Título: Deveria Lewis Hamilton Ter Ponderado Aposentar-se Após a Decepcionante Abu Dhabi 2021? Ex-Chefe da McLaren Opina!
Num revelação chocante, o ex-chefe de comunicações da McLaren, Matt Bishop, acendeu uma tempestade de debate sobre se Lewis Hamilton deveria ter pendurado as luvas de corrida após a devastadora derrota no Grande Prémio de Abu Dhabi de 2021. Hamilton, um campeão mundial sete vezes, enfrentou um dos finais mais controversos da história da Fórmula 1, perdendo o título na última volta para Max Verstappen, graças a um safety car tardio que permitiu ao seu rival conquistar a vitória com pneus novos.
Refletindo sobre este momento crucial na sua ilustre carreira, Bishop, que foi fundamental na ascensão de Hamilton durante o seu tempo na McLaren, expressou um desejo pungente numa coluna para a Motor Sport Magazine: que Hamilton tivesse escolhido retirar-se imediatamente após essa corrida fatídica. “No entanto, às vezes, por causa do que aconteceu desde então — porque, em outras palavras, ele raramente teve um carro totalmente competitivo em 2022, 2023, 2024 e 2025 — encontro-me a desejar que, quando ele tivesse saído desse purgatório autoimposto, que na minha versão imaginada dos acontecimentos ele deveria ter feito no dia 7 de janeiro de 2022, o seu 37º aniversário, ele tivesse escolhido um caminho diferente,” lamentou Bishop.
O antigo chefe da McLaren argumenta que o auge de Hamilton, não apenas em termos de títulos, foi alcançado em Abu Dhabi 2021. “Para Lewis, o ápice teria sido Abu Dhabi 2021. Não porque ele tenha ganho o campeonato do mundo de pilotos da F1 lá — pelo contrário, todos sabemos que ele foi roubado disso lá — mas porque ele o mereceu lá, na pista, por mérito, em performance e em espírito.” Ele faz uma comparação marcante com Nico Rosberg, o antigo companheiro de equipa de Hamilton, que saiu graciosamente do desporto após vencer o campeonato em 2016, saindo em grande estilo.
A análise de Bishop levanta questões críticas sobre o futuro do legado de Hamilton. Ele sugere que permanecer no desporto pode colocar em risco a reputação arduamente conquistada do britânico. “Se ele tivesse feito isso [aposentado], a sua história na F1 teria sido limpa — devastadoramente assim. Ele teria saído com a sua dignidade intacta, o seu legado inatacável,” apontou Bishop. “A história — e, crucialmente, os poderes que governam a F1 — teriam sido forçados a enfrentar a injustiça em vez de passar por cima dela.”
Enquanto Hamilton se prepara para a temporada de 2026, a sombra da dúvida paira no ar.
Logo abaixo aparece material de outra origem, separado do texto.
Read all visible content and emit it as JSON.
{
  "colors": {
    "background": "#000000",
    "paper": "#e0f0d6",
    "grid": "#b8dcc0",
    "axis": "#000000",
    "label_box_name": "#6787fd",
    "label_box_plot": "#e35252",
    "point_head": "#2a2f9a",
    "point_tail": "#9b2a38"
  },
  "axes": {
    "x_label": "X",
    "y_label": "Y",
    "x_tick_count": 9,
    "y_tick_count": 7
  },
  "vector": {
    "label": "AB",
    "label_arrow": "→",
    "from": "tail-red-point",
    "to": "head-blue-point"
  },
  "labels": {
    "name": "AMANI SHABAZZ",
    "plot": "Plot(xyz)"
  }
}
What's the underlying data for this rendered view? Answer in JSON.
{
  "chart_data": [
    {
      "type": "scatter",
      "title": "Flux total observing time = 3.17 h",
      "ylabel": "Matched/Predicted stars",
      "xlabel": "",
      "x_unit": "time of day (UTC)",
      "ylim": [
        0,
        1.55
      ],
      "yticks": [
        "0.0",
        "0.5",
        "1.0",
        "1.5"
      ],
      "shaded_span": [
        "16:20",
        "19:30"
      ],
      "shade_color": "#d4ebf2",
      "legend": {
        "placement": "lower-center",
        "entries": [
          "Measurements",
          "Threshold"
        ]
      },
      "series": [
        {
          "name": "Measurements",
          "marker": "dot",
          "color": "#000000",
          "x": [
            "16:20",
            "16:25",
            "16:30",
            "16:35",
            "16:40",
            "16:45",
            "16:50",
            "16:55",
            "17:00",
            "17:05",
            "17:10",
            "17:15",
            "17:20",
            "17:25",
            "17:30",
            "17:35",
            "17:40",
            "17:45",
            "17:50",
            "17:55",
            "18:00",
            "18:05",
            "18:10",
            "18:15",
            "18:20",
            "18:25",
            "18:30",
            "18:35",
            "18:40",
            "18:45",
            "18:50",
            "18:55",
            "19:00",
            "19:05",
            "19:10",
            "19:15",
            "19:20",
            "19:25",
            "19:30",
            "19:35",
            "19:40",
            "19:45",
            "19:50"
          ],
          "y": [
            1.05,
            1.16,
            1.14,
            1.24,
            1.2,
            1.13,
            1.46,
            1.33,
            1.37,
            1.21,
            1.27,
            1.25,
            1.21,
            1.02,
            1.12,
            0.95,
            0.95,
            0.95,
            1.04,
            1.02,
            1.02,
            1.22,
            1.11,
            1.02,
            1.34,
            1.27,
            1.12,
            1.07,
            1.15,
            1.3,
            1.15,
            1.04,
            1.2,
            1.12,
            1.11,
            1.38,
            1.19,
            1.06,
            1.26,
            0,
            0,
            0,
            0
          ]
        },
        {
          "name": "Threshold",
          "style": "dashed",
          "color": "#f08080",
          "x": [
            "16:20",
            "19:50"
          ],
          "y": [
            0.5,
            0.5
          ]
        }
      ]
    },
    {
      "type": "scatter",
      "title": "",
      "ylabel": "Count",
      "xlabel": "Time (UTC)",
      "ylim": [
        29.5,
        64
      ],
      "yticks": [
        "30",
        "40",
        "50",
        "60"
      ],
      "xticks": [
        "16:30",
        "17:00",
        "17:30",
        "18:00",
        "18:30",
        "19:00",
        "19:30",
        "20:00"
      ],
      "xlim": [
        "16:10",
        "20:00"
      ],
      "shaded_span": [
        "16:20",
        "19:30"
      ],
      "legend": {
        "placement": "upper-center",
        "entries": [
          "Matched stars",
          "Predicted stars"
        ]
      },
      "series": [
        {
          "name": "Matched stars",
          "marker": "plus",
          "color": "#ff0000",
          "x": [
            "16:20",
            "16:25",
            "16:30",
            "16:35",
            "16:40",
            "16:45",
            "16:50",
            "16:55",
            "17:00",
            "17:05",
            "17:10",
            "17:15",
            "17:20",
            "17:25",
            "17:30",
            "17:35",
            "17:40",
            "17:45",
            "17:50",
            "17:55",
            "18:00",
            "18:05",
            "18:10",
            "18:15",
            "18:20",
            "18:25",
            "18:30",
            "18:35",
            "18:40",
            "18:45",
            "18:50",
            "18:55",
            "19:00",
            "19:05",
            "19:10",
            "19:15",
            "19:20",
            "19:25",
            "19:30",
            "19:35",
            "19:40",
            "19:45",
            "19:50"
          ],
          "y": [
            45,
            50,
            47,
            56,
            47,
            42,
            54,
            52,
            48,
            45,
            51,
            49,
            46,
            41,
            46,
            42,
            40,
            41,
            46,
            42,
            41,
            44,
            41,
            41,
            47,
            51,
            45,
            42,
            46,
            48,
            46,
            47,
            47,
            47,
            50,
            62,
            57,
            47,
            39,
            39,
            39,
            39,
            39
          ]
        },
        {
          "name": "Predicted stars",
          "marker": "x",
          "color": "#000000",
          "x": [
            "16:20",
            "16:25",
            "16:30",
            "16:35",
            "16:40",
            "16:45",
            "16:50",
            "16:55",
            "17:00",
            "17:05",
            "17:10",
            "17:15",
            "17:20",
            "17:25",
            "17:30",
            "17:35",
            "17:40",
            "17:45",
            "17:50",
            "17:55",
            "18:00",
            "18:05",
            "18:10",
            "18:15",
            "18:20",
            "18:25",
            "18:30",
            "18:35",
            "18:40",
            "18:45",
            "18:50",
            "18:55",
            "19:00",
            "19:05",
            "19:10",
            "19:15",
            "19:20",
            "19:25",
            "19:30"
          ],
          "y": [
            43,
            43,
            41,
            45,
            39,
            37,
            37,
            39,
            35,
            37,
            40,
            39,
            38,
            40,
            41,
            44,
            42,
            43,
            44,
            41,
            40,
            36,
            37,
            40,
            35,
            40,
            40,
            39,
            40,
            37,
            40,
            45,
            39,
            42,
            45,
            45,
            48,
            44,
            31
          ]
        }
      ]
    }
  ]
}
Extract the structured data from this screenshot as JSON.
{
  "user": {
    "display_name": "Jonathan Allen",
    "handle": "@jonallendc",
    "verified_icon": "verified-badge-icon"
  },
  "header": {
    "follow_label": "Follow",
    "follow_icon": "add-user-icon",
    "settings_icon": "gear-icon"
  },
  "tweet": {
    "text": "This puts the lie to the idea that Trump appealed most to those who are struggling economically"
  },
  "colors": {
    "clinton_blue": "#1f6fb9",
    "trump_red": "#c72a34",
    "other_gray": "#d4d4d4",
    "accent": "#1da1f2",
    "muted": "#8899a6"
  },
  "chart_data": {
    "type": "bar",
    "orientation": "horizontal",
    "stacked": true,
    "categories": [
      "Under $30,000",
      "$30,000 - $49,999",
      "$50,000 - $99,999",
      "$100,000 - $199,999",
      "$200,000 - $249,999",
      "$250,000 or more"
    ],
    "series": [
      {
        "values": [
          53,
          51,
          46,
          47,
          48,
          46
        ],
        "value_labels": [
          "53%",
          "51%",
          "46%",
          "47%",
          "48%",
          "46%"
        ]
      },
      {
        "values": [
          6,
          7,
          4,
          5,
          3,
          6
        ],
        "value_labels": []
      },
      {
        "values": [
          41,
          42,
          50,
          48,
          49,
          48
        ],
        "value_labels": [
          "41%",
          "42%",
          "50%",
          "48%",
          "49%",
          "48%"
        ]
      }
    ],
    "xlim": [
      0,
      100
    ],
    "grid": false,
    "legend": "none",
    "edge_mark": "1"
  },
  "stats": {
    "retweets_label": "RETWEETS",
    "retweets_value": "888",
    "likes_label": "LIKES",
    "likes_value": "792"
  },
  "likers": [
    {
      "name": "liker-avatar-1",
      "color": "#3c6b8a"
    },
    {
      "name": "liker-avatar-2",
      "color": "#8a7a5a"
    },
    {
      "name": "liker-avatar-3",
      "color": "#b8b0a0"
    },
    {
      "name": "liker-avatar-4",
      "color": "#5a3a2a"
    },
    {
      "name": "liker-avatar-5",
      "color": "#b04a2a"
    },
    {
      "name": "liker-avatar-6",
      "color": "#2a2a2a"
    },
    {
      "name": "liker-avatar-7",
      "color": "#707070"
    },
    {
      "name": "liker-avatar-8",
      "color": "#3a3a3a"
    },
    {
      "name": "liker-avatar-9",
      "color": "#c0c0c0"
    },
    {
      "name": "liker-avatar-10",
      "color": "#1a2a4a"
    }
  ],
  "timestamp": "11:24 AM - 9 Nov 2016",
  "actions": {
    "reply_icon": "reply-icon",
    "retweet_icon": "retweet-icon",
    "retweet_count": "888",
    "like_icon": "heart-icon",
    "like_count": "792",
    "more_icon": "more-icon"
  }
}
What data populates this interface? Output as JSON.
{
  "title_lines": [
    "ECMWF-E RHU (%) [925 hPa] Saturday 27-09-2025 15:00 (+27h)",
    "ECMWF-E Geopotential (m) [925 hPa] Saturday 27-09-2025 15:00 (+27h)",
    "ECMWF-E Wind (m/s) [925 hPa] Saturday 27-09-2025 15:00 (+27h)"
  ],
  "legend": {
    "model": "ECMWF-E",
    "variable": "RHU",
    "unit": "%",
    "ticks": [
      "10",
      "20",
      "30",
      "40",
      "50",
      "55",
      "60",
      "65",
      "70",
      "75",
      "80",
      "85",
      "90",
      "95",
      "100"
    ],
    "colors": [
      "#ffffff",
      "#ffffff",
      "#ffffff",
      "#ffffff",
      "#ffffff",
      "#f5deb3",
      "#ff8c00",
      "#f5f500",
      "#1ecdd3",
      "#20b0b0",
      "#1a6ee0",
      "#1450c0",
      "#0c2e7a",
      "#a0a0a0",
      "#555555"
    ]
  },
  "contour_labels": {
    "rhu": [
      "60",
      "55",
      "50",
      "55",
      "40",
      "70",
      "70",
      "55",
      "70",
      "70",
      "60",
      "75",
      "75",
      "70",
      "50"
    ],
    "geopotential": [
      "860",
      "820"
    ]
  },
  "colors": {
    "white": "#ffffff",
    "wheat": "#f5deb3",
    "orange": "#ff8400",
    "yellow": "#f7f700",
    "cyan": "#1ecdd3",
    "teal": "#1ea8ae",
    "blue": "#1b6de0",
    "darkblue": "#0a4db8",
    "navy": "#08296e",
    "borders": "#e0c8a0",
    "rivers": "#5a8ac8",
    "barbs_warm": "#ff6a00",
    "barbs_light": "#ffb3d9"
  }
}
O lendário piloto encontrará, mais uma vez, dificuldades com um carro que não atende aos seus elevados padrões? “Espero sinceramente que o Ferrari de 2026 seja um carro digno do seu talento, ambição e legado,” afirmou Bishop, expressando o seu desejo de testemunhar Hamilton recuperar a sua glória. “Mas a esperança, na F1, é uma moeda frágil, e o realismo exige que reconheçamos as dúvidas e preocupações sobre Hamilton que permeiam os paddocks, as boxes, as salas de imprensa e as bancadas.”
Com o mundo a observar, Hamilton encontra-se numa encruzilhada crucial. Irá ele elevar-se à altura da ocasião num desporto que frequentemente não poupa a misericórdia, ou continuará a lutar com os vestígios do seu passado, potencialmente manchando o legado que lutou tanto para construir? Enquanto fãs e críticos prendem a respiração, a questão permanece: Deveria Lewis Hamilton ter dito adeus após Abu Dhabi 2021? O debate continua aceso, e os riscos nunca foram tão elevados.